Friday, July 6, 2018

Same As It Ever Was

Despite public and political pressure, pharmaceutical giant Pfizer keeps raising the prices of its drugs—standing apart from some of its rivals who have vowed to rein in periodic price hiking.

Around 100 of Pfizer’s drugs got higher list prices this week, the Financial Times first reported. The affected drugs include big sellers, such as Lyrica pain capsules, Chantix smoking-cessation medication, Norvasc blood-pressure pills, and the lung-cancer treatment Xalkori.

The price hikes mark a second round of increases for Pfizer this year.
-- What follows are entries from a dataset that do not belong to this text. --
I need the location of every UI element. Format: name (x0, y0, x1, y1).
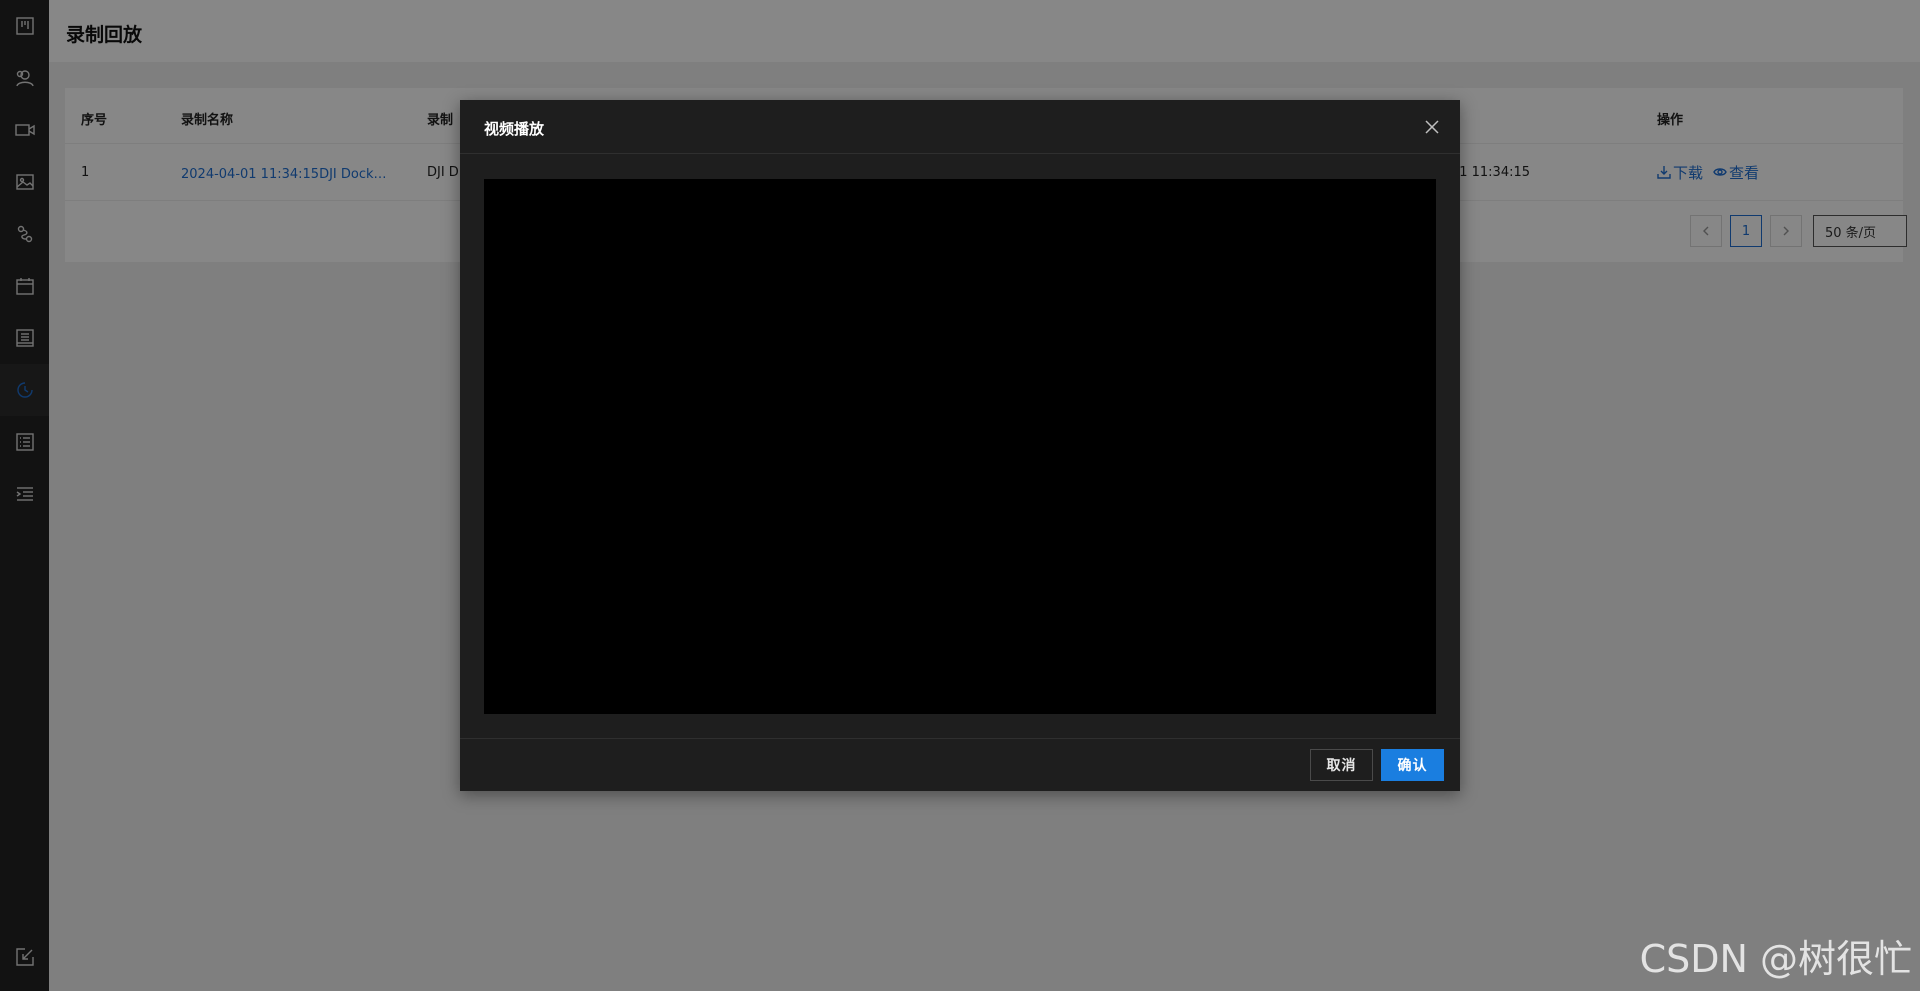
modal-title: 视频播放 (484, 120, 545, 138)
close-button[interactable] (1422, 117, 1442, 137)
modal-footer: 取消 确认 (460, 738, 1460, 791)
watermark: CSDN @树很忙 (1639, 937, 1912, 981)
cancel-button[interactable]: 取消 (1310, 749, 1373, 781)
confirm-button[interactable]: 确认 (1381, 749, 1444, 781)
close-icon (1425, 120, 1439, 134)
video-modal: 视频播放 取消 确认 (460, 100, 1460, 791)
video-player[interactable] (484, 179, 1436, 714)
modal-header: 视频播放 (460, 100, 1460, 154)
While many of the price changes in the individual rounds hover at or under 10 percent—many at 9.4 percent—the hikes collectively boost many drugs’ prices by double-digit percentages for the year overall. For instance, Chantix’s price jumped nearly 17 percent this year; Pfizer gave it a 9.4 percent increase in January and another seven percent boost July 1, bringing the list price of a 56-tablet bottle to $429, the Wall Street Journal noted. Likewise, Pfizer’s erectile dysfunction drug Viagra saw a 9.4 percent increase July 1 after a similar hike in January. Those hikes bring the list price of a month’s supply to $2,211.

Such twice-a-year price increases of around 10 percent used to be commonplace in the US pharmaceutical industry. But notable, eye-popping hikes have made such bumps a flashpoint for consumers and lawmakers. For instance, public fury ignited at Martin Shkreli’s abrupt 5,000 percent price increase of an old, cheap anti-parasitic drug—one often given to babies and people with HIV/AIDS. And Mylan’s gradual 400 percent price increase for the live-saving EpiPen further enraged the public and Congressional committees.

In the aftermath, many—but not all—of Pfizer’s rivals pledged to raise prices just once a year and generally keep the hikes to under 10 percent. Moreover, President Donald Trump suggested on May 30 that the industry was poised to make “massive” voluntary price cuts in the coming weeks.

No such cuts have been announced, and Pfizer’s continued increases belie that notion. “The latest increases signal that it is ‘business as usual’ rather than the voluntary concessions that Trump indicated were coming,” Michael Rea, chief executive of Rx Savings Solutions, told the Financial Times.